Hari Valentine yang dianggap sebagai hari kasih sayang sering kali dimaknai secara berbeda bagi kaum muda. Tidak akan menjadi masalah jika hal tersebut dirayakan oleh golongan tertentu saja secara proporsional. Namun akan menjadi dilema tersendiri ketika hari Valentine ini dimaknai secara berlebihan. Pada beberapa negara bahkan ada pula yang berupaya menciptakan suatu budaya yang tentunya sangat berlebihan ketika perayaan hari Valentine. Salah satunya adanya budaya ciuman masal di Taiwan. Ciuman sebagai ekspresi luapan rasa kasih sayang bagi sebagian masyarakat merupakan seuatu tindakan yang berlebihan dan bertentangan dengan norma kehidupan masyarakat.

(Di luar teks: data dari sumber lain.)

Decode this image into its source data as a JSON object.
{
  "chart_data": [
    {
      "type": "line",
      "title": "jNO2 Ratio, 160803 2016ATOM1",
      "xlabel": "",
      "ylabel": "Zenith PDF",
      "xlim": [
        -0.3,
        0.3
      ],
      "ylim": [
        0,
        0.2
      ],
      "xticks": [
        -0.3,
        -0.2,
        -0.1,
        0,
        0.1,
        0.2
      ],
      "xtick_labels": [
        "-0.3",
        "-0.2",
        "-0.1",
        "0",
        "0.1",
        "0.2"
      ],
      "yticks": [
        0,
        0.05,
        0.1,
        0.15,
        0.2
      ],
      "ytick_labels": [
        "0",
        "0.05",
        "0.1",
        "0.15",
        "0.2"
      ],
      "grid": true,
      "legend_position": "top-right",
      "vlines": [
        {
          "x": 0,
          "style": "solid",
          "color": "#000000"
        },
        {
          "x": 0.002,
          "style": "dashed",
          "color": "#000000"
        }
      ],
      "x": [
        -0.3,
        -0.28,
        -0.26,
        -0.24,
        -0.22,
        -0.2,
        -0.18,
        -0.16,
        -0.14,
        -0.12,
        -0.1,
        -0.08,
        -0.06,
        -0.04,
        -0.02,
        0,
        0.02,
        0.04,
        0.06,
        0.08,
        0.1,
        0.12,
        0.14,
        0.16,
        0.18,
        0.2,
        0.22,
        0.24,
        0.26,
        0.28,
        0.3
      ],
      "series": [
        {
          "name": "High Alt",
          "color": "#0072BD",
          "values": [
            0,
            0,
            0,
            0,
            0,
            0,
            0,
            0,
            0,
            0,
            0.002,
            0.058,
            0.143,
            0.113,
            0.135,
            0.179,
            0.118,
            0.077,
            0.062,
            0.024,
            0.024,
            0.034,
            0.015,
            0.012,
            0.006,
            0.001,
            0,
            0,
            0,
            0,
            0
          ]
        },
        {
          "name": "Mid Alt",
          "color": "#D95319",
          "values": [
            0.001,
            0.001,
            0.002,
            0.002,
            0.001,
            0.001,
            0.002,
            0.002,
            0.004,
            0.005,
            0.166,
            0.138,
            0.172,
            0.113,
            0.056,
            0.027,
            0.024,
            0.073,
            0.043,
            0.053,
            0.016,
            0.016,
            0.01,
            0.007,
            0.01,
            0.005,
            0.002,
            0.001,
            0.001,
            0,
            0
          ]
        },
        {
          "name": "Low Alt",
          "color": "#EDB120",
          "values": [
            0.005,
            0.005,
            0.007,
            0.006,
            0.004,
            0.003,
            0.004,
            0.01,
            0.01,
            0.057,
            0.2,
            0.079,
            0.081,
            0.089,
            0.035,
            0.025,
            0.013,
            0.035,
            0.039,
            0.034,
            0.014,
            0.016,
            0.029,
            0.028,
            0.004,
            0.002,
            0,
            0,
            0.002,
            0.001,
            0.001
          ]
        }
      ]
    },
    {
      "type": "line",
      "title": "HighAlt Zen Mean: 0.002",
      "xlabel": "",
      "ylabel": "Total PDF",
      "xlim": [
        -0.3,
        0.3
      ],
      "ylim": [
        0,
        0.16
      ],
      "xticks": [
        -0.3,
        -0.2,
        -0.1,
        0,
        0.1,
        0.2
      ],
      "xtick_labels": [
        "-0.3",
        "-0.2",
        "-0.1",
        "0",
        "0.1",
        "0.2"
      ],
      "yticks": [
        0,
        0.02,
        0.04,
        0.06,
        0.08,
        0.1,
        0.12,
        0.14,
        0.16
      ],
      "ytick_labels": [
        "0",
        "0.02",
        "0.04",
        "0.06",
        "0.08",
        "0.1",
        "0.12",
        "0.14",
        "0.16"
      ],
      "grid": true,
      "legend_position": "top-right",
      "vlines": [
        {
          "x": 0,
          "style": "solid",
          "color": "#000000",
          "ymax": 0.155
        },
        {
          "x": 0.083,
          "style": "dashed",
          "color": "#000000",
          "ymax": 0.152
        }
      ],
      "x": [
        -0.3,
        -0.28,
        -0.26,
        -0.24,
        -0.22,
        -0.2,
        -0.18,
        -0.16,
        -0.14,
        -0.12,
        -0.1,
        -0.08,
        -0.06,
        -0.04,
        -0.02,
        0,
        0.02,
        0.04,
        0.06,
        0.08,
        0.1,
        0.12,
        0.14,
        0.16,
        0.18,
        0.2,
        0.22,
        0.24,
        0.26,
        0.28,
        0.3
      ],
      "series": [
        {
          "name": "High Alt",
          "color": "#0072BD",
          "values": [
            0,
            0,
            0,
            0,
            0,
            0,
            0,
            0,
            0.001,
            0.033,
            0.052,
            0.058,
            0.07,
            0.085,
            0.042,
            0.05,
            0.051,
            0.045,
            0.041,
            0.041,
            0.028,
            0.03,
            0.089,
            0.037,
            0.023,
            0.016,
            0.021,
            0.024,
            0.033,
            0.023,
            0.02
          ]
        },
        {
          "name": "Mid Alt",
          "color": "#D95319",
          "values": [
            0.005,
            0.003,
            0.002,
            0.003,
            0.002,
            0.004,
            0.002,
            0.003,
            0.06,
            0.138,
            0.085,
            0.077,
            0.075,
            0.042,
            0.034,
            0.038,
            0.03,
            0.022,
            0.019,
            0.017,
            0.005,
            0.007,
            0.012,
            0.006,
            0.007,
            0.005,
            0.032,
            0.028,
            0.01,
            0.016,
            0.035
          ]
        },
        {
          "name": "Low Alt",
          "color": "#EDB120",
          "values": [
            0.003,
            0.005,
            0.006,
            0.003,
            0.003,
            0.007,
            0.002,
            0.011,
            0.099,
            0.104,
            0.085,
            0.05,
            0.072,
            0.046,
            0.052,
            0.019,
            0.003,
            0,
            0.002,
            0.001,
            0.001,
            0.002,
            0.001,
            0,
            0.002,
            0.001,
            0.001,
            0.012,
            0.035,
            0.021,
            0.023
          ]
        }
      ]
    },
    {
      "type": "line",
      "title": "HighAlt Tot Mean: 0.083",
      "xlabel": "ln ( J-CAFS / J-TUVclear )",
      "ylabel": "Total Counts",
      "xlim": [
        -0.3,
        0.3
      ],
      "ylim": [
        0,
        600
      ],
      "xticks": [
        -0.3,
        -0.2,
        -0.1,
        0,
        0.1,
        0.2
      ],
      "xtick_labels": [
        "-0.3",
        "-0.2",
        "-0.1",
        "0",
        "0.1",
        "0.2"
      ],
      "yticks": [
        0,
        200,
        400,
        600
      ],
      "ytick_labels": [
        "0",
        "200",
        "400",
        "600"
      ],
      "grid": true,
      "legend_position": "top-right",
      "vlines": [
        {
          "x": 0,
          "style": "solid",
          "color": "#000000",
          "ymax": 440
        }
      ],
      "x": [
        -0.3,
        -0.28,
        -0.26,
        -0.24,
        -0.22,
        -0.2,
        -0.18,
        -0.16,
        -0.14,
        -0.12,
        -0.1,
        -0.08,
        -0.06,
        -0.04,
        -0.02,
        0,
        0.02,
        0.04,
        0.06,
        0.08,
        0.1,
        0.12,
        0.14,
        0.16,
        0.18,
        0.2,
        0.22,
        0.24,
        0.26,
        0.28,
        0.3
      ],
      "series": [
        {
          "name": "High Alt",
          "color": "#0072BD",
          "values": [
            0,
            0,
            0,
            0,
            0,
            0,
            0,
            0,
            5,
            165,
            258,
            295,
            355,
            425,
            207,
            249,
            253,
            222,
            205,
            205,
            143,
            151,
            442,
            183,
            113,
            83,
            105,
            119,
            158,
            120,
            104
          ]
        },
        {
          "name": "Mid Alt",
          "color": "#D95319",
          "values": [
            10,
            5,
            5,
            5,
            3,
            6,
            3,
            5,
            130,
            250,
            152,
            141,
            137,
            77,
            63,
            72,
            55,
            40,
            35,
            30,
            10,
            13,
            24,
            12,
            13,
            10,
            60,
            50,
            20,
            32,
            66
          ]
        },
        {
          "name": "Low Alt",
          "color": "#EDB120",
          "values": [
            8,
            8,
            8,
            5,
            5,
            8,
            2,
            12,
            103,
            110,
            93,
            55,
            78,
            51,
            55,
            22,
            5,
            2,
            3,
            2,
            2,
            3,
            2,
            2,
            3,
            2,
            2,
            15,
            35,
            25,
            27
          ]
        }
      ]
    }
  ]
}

Di Indonesia keberadaan hari Valentine juga tidak jauh berbeda dengan dibeberapa negara di dunia. Esensi dari hari Valentine sendiri telah mengalami pergeseran dari yang seharusnya. Hari Valentine seharusnya disikapi oleh para pemuda secara wajar dan dewasa. Banyak sekali kesalahan persepsi dari para pemuda dalam memaknai hari Valentine dimana banyak kegiatan-kegiatan yang kurang bermanfaat dan terkesan hura-hura. Budaya hedonisme sangat akrab dengan perayaan hari Valentine. Banyak sekali aktivitas yang sering bertentangan dengan norma sosial kemasyarakatan misalnya acara berpesta, hura-hura bahkan adapula yang terjadi seks bebas sebagai ekspresi untuk membuktikan rasa kasih sayang.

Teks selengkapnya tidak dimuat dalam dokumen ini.